2 Ekim 2012 Salı

Günlük_1 : Bandırma-Gönen-Yenice-Kalkım-Edremit-Ayvalık_300 km


Bu bir yolculuğun başlangıcı belki bir deneme belki de bilinmeze yolculuk; her neyse başarıyla tamamlandı.
Rotamı şu şekilde belirledim. Önce Yenikapı Bandırma arası feribotla geçilecek sonrası ilk gün bandırma yenice yada kalkıma kadar pedal basılacak. ikinci gün Kalkım, Edremit ve Ayvalık'a varılcak.

 İlk gün toplamda 120 km civarı pedal basarak yenice ye kadar geldim. Aslında konaklamayı Kalkım’a kadar gidip orada göl kenarına çadır kurarak yapmak istiyordum ancak yeniceye geldiğimde artık çok yorulmuştum ve ikinci gün yenice Kalkım arasındaki yokuşun zorluğu aldığım kararın ne kadar doğru olduğunu gösterdi.
Sabah saat 7.00 feribotuna binmek üzere 5:30 ta kalktım ve evden 6.00 da çıktım. Bahçelievler den Yenikapı feribot iskelesi 30 dk kadar sürüyor. Güneş daha doğmamıştı. Evden çıktım ve pedal basmaya başladım. Aksilik illaki olacaktır her zaman. Birden gözlüğümü evde unuttuğumu fark ettim. Çünkü sokaklar net değil buğulu görünüyordu. Hızlı bir şekilde eve dönüp gözlüğü aldıktan sonra son sürat E-5 üzerinden Aksaray ve Yenikapı’ya geçtim. Sabahın erken bir saati olmasına rağmen baya insan vardı. Yenikapı-Bandırma arası ekonomik paket 50 tl birde first class var o da 75 civarı. Tabi ben 50 tl lik olanı aldım. Ayrıca bisiklet için 5 tl lik yük bileti de alıyorsunuz. Meraklı bakışlar daha feribota binmeden üzerimde toplanmaya başladı. Orta yaşlı bir arkadaşla sohbete başladık derken iki üç kişi oldu sohbet böylece feribotta da sohbet devam etti. Kimi anlamlandırabiliyordu belki ama genelde herkes spor yapmak iyidir deyip geçiyordu.
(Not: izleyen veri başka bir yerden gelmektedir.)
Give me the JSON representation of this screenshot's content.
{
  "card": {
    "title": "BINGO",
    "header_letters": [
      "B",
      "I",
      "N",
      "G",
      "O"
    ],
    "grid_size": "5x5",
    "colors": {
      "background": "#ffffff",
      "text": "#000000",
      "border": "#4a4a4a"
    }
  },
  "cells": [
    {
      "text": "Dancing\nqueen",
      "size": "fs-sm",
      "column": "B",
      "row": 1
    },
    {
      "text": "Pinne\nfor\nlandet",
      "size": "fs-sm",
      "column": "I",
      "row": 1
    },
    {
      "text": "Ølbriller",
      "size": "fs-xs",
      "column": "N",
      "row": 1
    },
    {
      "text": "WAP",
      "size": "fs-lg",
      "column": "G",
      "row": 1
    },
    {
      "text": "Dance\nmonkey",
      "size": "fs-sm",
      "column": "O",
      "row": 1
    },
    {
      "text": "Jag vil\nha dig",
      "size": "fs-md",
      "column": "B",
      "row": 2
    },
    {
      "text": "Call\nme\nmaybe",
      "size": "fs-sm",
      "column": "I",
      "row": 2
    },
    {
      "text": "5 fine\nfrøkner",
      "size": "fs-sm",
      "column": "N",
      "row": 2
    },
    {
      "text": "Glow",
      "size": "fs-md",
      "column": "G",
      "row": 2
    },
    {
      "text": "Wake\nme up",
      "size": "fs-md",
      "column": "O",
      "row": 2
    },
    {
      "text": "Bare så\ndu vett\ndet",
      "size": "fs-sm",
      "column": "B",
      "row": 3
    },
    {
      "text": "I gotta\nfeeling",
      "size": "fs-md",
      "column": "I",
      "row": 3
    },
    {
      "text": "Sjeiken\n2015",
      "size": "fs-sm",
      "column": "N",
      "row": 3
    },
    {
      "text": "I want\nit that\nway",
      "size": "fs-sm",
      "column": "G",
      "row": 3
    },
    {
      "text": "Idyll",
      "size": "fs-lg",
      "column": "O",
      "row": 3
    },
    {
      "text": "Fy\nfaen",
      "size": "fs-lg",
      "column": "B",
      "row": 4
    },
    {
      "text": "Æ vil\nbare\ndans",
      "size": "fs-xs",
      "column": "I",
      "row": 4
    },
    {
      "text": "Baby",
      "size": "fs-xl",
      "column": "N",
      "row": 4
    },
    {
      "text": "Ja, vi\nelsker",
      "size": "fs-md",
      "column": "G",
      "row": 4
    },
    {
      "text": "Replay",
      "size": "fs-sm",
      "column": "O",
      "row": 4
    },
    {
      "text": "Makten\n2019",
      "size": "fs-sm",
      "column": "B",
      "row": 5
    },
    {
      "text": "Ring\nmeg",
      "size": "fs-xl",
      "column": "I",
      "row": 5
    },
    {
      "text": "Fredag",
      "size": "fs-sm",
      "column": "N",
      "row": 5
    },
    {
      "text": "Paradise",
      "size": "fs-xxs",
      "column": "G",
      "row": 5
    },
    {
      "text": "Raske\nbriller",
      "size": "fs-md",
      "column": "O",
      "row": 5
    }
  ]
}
Ancak benim için sporun ötesinde bir olaydı bu… Feribota binmişken first class ı ziyaret etmeden olmazdı. Bende öyle yaptım ve üst kata çıkıp ne var ne yok bakmaya başladım koltuklar çok rahat aşağıdan kesinlikle çok farklı sınıf ayrımını iyi koymuş adamlar. Koltuklarda önünüzdeki ekrandan seçtiğiniz filmleri izleyebiliyorsunuz. Arşiv yüklü. Bende seyre dalmışım. Yasaklar mı? Kim takar bu saatten sonra yasakları…
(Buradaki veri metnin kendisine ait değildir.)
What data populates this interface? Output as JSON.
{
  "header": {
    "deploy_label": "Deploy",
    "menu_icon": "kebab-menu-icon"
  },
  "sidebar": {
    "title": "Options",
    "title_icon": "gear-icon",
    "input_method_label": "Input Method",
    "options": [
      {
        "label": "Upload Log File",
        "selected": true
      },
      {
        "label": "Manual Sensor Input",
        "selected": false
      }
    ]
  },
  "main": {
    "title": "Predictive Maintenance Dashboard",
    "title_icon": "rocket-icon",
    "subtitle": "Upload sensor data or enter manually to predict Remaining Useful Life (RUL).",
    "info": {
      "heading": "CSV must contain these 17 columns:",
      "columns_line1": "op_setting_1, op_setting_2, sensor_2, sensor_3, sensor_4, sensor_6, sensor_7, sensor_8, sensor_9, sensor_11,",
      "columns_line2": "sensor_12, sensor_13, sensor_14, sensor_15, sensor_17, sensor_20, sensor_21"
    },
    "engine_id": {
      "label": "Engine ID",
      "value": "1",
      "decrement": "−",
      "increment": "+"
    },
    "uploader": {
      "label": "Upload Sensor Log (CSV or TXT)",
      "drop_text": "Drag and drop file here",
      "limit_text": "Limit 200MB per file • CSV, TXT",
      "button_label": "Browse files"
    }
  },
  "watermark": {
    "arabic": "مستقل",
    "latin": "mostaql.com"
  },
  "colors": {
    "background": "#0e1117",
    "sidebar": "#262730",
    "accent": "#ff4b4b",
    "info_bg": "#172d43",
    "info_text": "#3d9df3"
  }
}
Bandırmaya vardığımda saat 09.15 sularıydı. Hemen yola çıktım. Bandırmadan otobana çıkış yorucuydu ve ilk yokuşumla yüzleştim. Daha sonra önüme çıkan rampaların yanında kesinlikle devede kulaktı ama olsun yokuş yokuştur. Derken otobana çıktım ve gönen yönüne dönerek sevinç için de yolculuğa dört elle sarıldım. Bu deyim gerçekten burada gerçek. Uzun yolda bisiklet sürmenin en keyifli yanlarından biride bağıra bağıra şarkılar söylemek… Ezginin günlüğü ve kiraz mevsimi:
Çıplak heykeller yapmalıyım
Çırılçıplak heykeller
Nefis rüyalarınız için
Çırılçıplak heykeller
Bir kere duyarsan güzelliğini tadını
Sonra ah oturup hüngür hüngür ağlasam
Boş geçirdiğim bağırmadığım günlere
Kiraz mevsiminin sevişme mevsimi olduğunu
Sana nasıl bulsam nasıl bilsem
Nasıl etsem nasıl yapsam da
Meydanlarda bağırsam
Sokak başlarında sazımı çalsam
Anlatsam şu kiraz mevsiminin
Para kazanmak değil
Sevişme vakti olduğunu
Ve yol hiç bitmeyecek gibi devam ediyor. Zaten derdim de aman bir an önce bitsin değildi yoksa yaptığınız işten keyif alamazsınız. Sindire sindire pedal basmalı yollarda. Derken gönen e vardım. Sağlam bir öğle yemeği yedim. Bu İstanbul çok pahalı, yollarda bir kez daha gördüm. Onca şey yedim 7 yada 8 lira ödedim aynı zamanda su bedava… Bir çay molası verdim  ve yola tekrar koyuldum. Gönen den çıkmadan önce son kez bir bakkala su almak için girdim. Tabi insanlarla her diyalog sonucunda merak edip soruyorlar nereye gittiğimi. Bandırmadan gönen e gelişim bile şaşırtıyor hele ayvalığa yenice ve kalkım üzerinden gidecek oluşum iyice şaşırmalarına neden oluyordu. Ama dost bir sohbet ve iyi dileklerle uğurluyorlardı. Eczaneden sola dönecekmişim ve köprüyü geçtikten sonra ilk sol beni doğruca baraj yoluna oradan yeniceye çıkaracakmış. Bende öyle yaptım. Köprü sonra sola dönüş devam. Baraj yolu oldukça ıssızdı ama çok güzel hele gönen barajı enfes ve balık tutmaya gelenler de aşağıda oltalarını atmış bekliyorlardı. Her yer orman ve yeşillik. Yola çıkarken biraz da sonbahar pozları çekerim diye bekliyordum ancak mevsim daha rengini toprağa çalmamıştı. Demem o ki henüz yapraklar sararmaya yüz tutmamış.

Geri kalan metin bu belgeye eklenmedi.